I’m a big fan of game. I don’t eat it a lot, because I don’t have a regular source of it, but I very much value the idea of eating animals that have lived wild. I buy all my regular meat from the local butcher, and most of it is outdoor-reared or free-range, but the ultimate has to be eating meat from animals that have lived most or all of their lives in the wild, right up to the moment of death.
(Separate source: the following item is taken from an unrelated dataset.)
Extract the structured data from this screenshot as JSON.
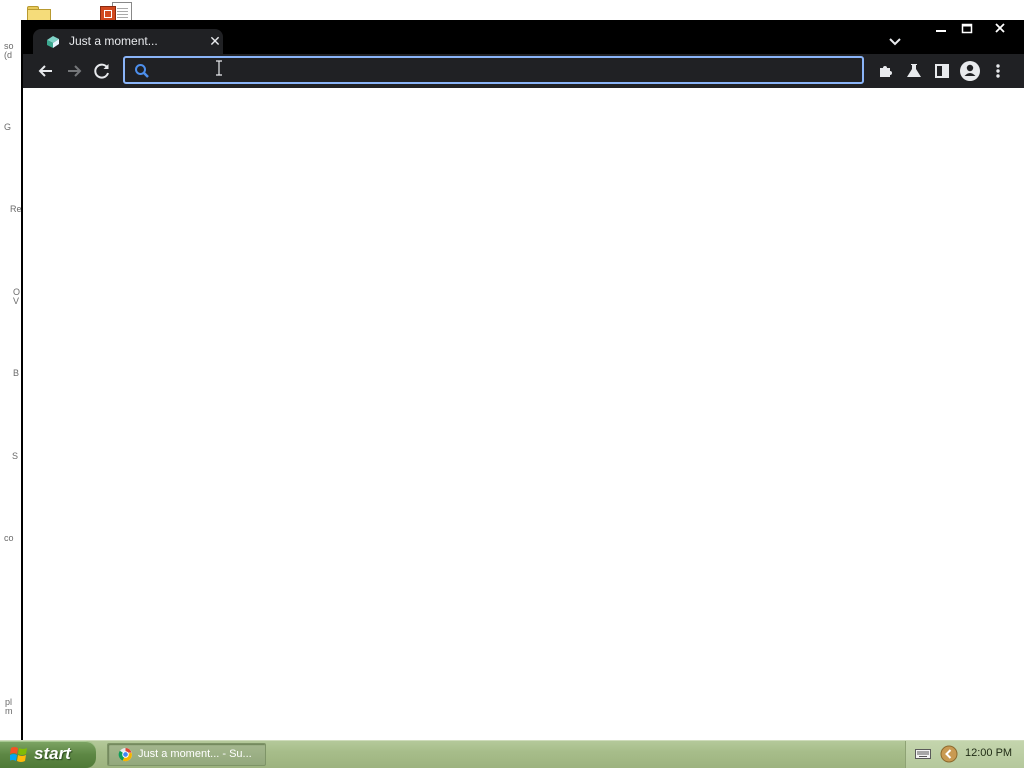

A couple of weeks ago a friend gave us a pheasant. We hung it in the shed (from what I’ve heard and read, I wouldn’t recommend hanging a pheasant for two weeks unless you want it really gamey, but for most of that time the temperature has been around or below zero!). And yesterday, after we did a bit of research on the Internet and using the River Cottage Meat Book (a fascinating read I’d recommend to all meat-eaters), I prepared the bird. Here are some photos (I picked the less gruesome ones!):
First, I removed the wings, legs and head, and pulled out the tail feathers. The crop was full, which was really interesting – we could easily tell that her final meal had been barley and beechmast! Then I made a slit in the skin on the breast and skinned it – it was really very easy (and I’ve never skinned anything before!). The skin just came off, feathers and all, as if I was stripping off clothing – it was weird (but fascinating) to pull the legs through and see them all naked and pink! Then I gutted it, which was also easy – just a matter of scooping out all the innards. I saved the heart, because I’m actually taking a sheep’s heart into school to show to my second years this week, so I thought they might like to see a pheasant heart too!
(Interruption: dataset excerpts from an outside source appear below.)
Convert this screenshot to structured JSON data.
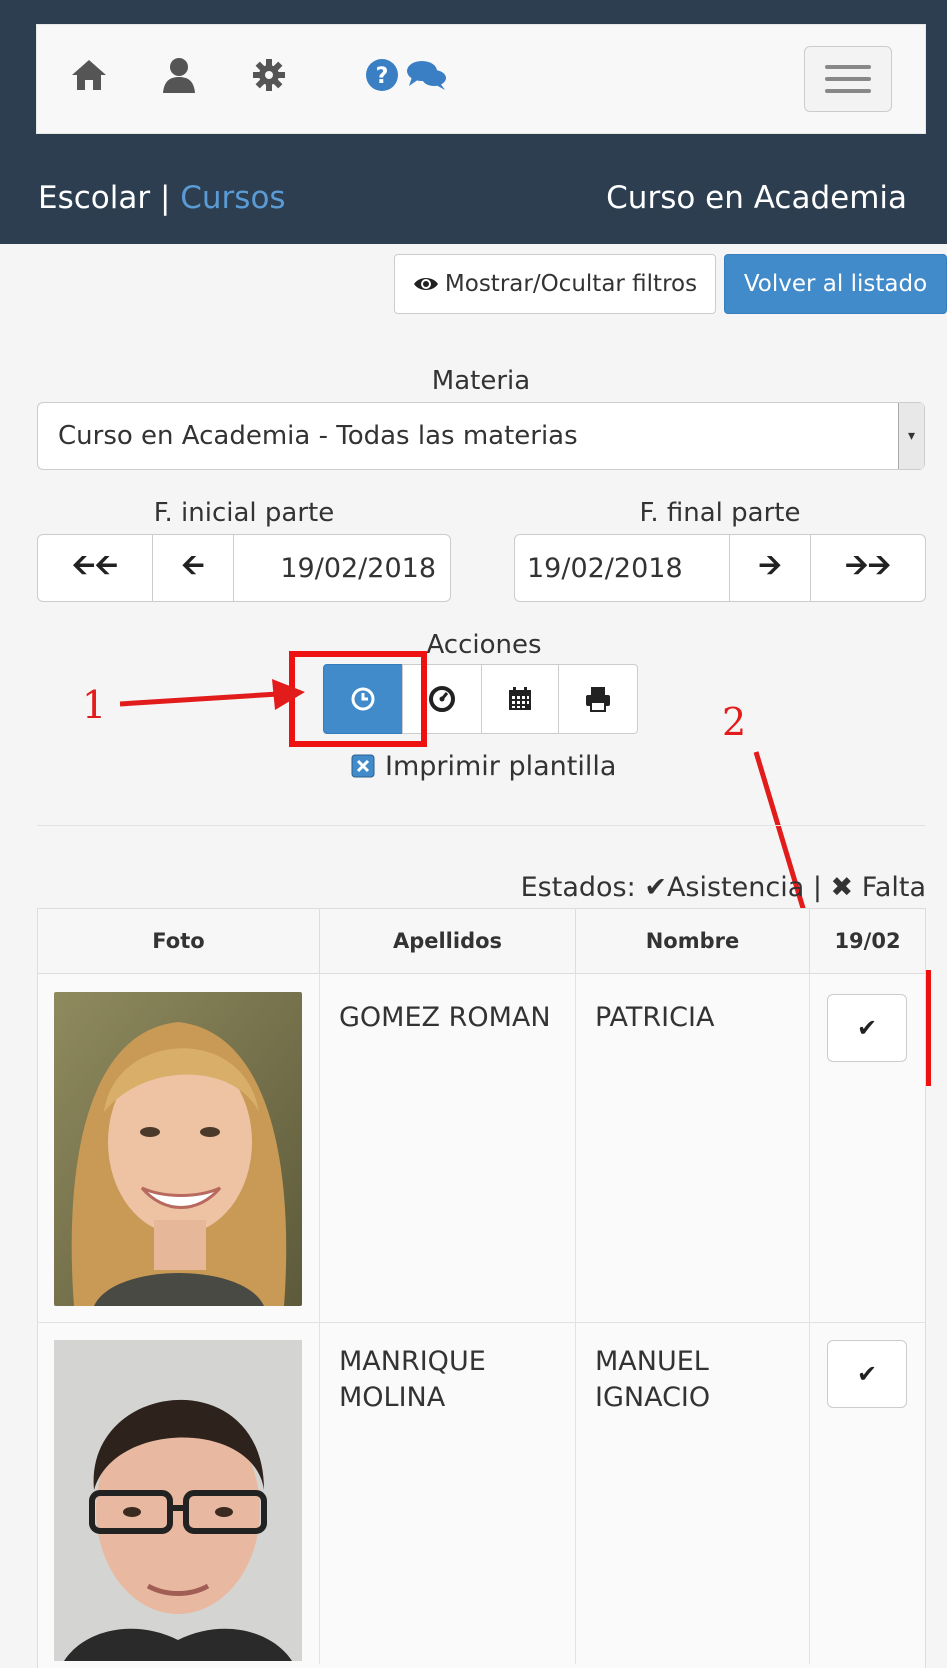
{
  "nav": {
    "icons": [
      "home-icon",
      "user-icon",
      "gear-icon",
      "help-icon",
      "chat-icon"
    ]
  },
  "breadcrumb": {
    "section": "Escolar",
    "separator": " | ",
    "link": "Cursos"
  },
  "page_title": "Curso en Academia",
  "toolbar": {
    "filters_label": "Mostrar/Ocultar filtros",
    "back_label": "Volver al listado"
  },
  "materia": {
    "label": "Materia",
    "selected": "Curso en Academia - Todas las materias"
  },
  "dates": {
    "start_label": "F. inicial parte",
    "start_value": "19/02/2018",
    "end_label": "F. final parte",
    "end_value": "19/02/2018"
  },
  "acciones": {
    "label": "Acciones",
    "print_template_label": "Imprimir plantilla"
  },
  "annotations": {
    "one": "1",
    "two": "2"
  },
  "legend": {
    "prefix": "Estados:",
    "attendance": "Asistencia",
    "separator": "|",
    "absence": "Falta"
  },
  "table": {
    "headers": [
      "Foto",
      "Apellidos",
      "Nombre",
      "19/02"
    ],
    "rows": [
      {
        "apellidos": "GOMEZ ROMAN",
        "nombre": "PATRICIA"
      },
      {
        "apellidos": "MANRIQUE MOLINA",
        "nombre": "MANUEL IGNACIO"
      }
    ]
  },
  "colors": {
    "header_bg": "#2c3e50",
    "primary": "#428bca",
    "link": "#5b9bd5",
    "annotation": "#e21b1b"
  }
}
When it was all prepared, I cooked it using a friend’s delicious method: shallots, cider, a bay leaf and some thyme, and simmered it for about 40 minutes. I added some chunks of apple about 5 minutes before the end (I was surprised by how quickly the apple cooked). Just before serving it I threw in some cooked bacon and stirred in some sour cream. It was lovely with some veg and mashed potato and there was enough left, with plenty of sauce, to have with bread as a sort of pheasant soup for lunch today.
I’m all fired up now to try cooking more game. I’m pretty sure the butcher in Bridge of Allan has wild venison. Apart from that, I’m not sure how you go about sourcing game – any ideas?